Поздравляю обоих!!!)


----------



## Sfera (12 Июн 2012)

Себя как-то нескромно =)). Спасибо!
Учение давалось очень тяжко, потому что несла тяжелые потери в борьбе с ленью))). 
Утилитный террорист Сашка пугал меня ежедневно страшными словами "дизассемблер", "IDA Pro", "OllyDbg". 
В общем, садюга, но очень умный)))). 
Меня терзают подозрения, что 4 курс тебе зачтут автоматом))))))))))
*
Конечно, выражаю огромную благодарность нашим преподавателям Диме и Сергею за терпение со мной в частности и науку!*


----------



## Сашка (12 Июн 2012)

Впиши свое имя в заголовок темы большими красными буквами)))) Быстренько)))


----------



## Mila (12 Июн 2012)

Ребята, рада за ВАС. Вы оба молодцы. Так держать! Молодцы.!!!


----------



## Hotab (12 Июн 2012)

Маша,поздравляю


----------



## shestale (12 Июн 2012)

Саша + Маша... Здорово! Молодцы! Поздравляю!!!


----------



## грум (12 Июн 2012)

Маша поздравляю!!!


----------



## orderman (12 Июн 2012)

Сашку поздравил, теперь очередь Маши.
Маша, молодец. Поздравляю с окончанием 3 курса!!! Как приятно что и девушки, хоть их и немного здесь, так многого достигли.


----------



## akok (12 Июн 2012)

Поздравляю!!! Наконец свершилось. Осталось выпускные экзамены сдать только


----------



## icotonev (12 Июн 2012)

Поздравляю..!

Это для Маши..!








Это для Сашки..!


----------



## thyrex (12 Июн 2012)

Поздравляю! Молодцы!


----------



## iskander-k (12 Июн 2012)

Сашка и Маша - Поздравляю !!!


----------



## regist (12 Июн 2012)

Поздравляю обоих, вы просто молодцы !


----------



## Drongo (13 Июн 2012)

Да, Саша и Маша, поздравляю вас, вы молодцы конечно же.
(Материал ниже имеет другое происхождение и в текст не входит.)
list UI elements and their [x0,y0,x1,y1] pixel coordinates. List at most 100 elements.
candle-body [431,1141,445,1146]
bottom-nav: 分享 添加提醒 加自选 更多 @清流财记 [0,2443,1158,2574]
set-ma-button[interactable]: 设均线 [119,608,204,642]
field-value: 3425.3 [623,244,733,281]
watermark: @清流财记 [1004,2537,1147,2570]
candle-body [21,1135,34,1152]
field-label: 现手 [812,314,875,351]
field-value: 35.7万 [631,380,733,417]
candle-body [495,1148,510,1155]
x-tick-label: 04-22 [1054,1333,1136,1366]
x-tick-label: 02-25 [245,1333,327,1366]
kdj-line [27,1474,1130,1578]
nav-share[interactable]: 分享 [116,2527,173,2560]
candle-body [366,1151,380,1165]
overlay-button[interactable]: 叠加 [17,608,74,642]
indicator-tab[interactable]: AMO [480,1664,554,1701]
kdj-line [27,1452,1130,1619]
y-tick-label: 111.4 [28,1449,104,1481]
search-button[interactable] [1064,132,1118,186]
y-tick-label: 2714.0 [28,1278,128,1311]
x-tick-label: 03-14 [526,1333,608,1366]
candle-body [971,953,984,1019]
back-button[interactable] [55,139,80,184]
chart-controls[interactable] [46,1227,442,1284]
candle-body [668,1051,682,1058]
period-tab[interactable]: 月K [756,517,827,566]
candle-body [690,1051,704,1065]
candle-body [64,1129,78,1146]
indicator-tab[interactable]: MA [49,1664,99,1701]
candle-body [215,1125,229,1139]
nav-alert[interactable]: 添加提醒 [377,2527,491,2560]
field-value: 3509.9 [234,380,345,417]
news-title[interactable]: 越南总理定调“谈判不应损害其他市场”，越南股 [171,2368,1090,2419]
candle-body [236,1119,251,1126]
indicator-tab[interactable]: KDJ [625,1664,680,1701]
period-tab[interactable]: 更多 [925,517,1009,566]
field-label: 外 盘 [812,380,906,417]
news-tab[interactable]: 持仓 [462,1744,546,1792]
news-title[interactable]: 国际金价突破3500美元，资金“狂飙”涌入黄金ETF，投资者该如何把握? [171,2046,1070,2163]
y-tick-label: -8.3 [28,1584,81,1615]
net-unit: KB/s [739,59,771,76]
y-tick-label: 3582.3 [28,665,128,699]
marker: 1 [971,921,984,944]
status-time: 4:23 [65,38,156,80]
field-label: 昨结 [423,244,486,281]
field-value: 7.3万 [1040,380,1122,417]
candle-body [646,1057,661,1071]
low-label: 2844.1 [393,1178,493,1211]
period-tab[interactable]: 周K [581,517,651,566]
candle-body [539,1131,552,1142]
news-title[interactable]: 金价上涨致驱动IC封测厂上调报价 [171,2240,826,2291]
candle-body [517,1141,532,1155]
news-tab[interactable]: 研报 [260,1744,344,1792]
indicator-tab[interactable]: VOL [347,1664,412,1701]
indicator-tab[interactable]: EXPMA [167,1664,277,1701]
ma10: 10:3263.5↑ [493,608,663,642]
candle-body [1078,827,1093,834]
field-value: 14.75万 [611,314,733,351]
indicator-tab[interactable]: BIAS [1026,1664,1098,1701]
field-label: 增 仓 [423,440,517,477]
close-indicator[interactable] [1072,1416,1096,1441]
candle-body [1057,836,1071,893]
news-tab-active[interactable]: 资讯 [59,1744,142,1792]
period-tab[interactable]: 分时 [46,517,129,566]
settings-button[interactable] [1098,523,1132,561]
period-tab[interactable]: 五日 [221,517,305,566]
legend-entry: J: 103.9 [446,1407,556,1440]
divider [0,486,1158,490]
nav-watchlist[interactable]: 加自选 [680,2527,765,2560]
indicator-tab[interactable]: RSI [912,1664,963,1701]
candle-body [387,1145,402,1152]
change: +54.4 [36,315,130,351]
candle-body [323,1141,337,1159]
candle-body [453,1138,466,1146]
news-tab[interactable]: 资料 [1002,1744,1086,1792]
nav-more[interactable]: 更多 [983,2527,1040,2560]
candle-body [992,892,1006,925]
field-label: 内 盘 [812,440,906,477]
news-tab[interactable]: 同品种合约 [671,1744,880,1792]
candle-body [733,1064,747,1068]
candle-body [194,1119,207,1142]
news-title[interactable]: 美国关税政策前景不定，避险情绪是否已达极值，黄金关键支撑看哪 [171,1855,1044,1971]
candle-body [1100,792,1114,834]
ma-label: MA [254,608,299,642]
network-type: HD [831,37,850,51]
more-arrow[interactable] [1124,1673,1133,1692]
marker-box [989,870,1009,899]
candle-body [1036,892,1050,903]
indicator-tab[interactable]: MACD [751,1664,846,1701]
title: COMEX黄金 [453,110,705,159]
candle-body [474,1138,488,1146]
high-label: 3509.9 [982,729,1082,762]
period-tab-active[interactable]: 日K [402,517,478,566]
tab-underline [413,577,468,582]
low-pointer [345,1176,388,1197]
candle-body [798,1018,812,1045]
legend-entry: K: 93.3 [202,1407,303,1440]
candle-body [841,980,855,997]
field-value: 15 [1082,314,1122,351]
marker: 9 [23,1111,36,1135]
Отмучились надеюсь )))


----------



## Tiare (13 Июн 2012)

Ура!!! Саша и Маша - вы такие молодцы! Поздравляю))))arty:


----------



## Sandor (13 Июн 2012)

Примите и мои скромные поздравления!
А мне-то казалось, что уж преподаватели все знают и умеют


----------



## Sfera (13 Июн 2012)

*Sandor*, никогда не поздно научиться новому и повысить квалификацию..
даже вири модифицируются, приобретая новый вредоносный функционал, надо поспевать за ними))))


----------



## Alex.M (13 Июн 2012)

Поздравляю вас обоих!


----------